Bacterial membrane vesicles mediate the secretion of immunomodulatory factors during Mycobacterium tuberculosis infection (MPF3P.804)

Abstract

Abstract Mycobacterium tuberculosis (Mtb) is an intracellular pathogen that infects lung macrophages and releases microbial factors to promote immune evasion and survival. These factors include the lipoglycan LAM which blocks phagosome maturation and Mtb lipoproteins which modulate MHC-II antigen presentation and cytokine production via TLR2 signaling. It is unknown how lipoproteins and lipoglycans are shed from the Mtb cell wall, but they are dispersed throughout Mtb-infected macrophages and released within extracellular vesicles. It was initially presumed that Mtb lipoproteins and LAM trafficked into exosomes, small vesicles (50-150 nm) of endocytic origin, but studies have shown that bacteria can secrete membrane vesicles of similar size (50-250 nm). Using imaging and biochemical approaches, we show that Mtb produces bacterial vesicles within infected macrophages that are subsequently released into the extracellular environment.
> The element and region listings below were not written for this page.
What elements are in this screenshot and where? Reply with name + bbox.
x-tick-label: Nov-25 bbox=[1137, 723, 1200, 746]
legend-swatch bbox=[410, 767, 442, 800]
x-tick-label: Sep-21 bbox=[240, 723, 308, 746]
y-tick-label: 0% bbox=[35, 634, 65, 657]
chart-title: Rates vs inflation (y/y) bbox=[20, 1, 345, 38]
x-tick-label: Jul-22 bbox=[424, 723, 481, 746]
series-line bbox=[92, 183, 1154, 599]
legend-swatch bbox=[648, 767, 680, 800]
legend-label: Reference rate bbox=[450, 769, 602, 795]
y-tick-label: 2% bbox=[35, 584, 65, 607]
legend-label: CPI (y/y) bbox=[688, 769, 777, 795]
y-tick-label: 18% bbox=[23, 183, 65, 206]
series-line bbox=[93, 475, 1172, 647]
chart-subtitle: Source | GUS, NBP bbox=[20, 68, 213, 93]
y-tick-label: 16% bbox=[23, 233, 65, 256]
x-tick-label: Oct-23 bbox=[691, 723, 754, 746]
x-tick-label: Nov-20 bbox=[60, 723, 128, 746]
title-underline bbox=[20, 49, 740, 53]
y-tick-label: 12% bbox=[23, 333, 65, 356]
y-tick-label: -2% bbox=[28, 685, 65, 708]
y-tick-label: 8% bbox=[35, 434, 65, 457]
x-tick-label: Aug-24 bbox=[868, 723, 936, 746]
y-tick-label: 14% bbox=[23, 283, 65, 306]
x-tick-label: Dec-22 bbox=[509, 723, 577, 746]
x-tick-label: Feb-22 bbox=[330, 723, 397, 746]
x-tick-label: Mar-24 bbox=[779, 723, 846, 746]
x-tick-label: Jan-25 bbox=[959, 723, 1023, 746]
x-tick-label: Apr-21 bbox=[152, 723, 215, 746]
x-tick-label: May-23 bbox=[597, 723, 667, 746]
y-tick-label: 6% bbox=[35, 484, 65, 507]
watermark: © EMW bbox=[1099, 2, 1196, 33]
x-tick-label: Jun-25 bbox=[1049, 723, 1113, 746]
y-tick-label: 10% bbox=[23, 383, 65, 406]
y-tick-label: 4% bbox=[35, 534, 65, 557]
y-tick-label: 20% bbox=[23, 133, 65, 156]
These Mtb vesicles are enriched for cell wall components (LAM, TLR2 agonists) and are distinct from exosomes labeled with host cell markers (CD9, CD63). Our data suggest that bacterial vesicles are the mechanism employed by Mtb to transfer cell wall components and impair effector functions within the infected macrophage. Furthermore, we propose that released Mtb vesicles, not exosomes, circulate bacterial components beyond infected cells to further modulate immune responses. These mechanisms may promote the survival of Mtb and pathogenesis of infection.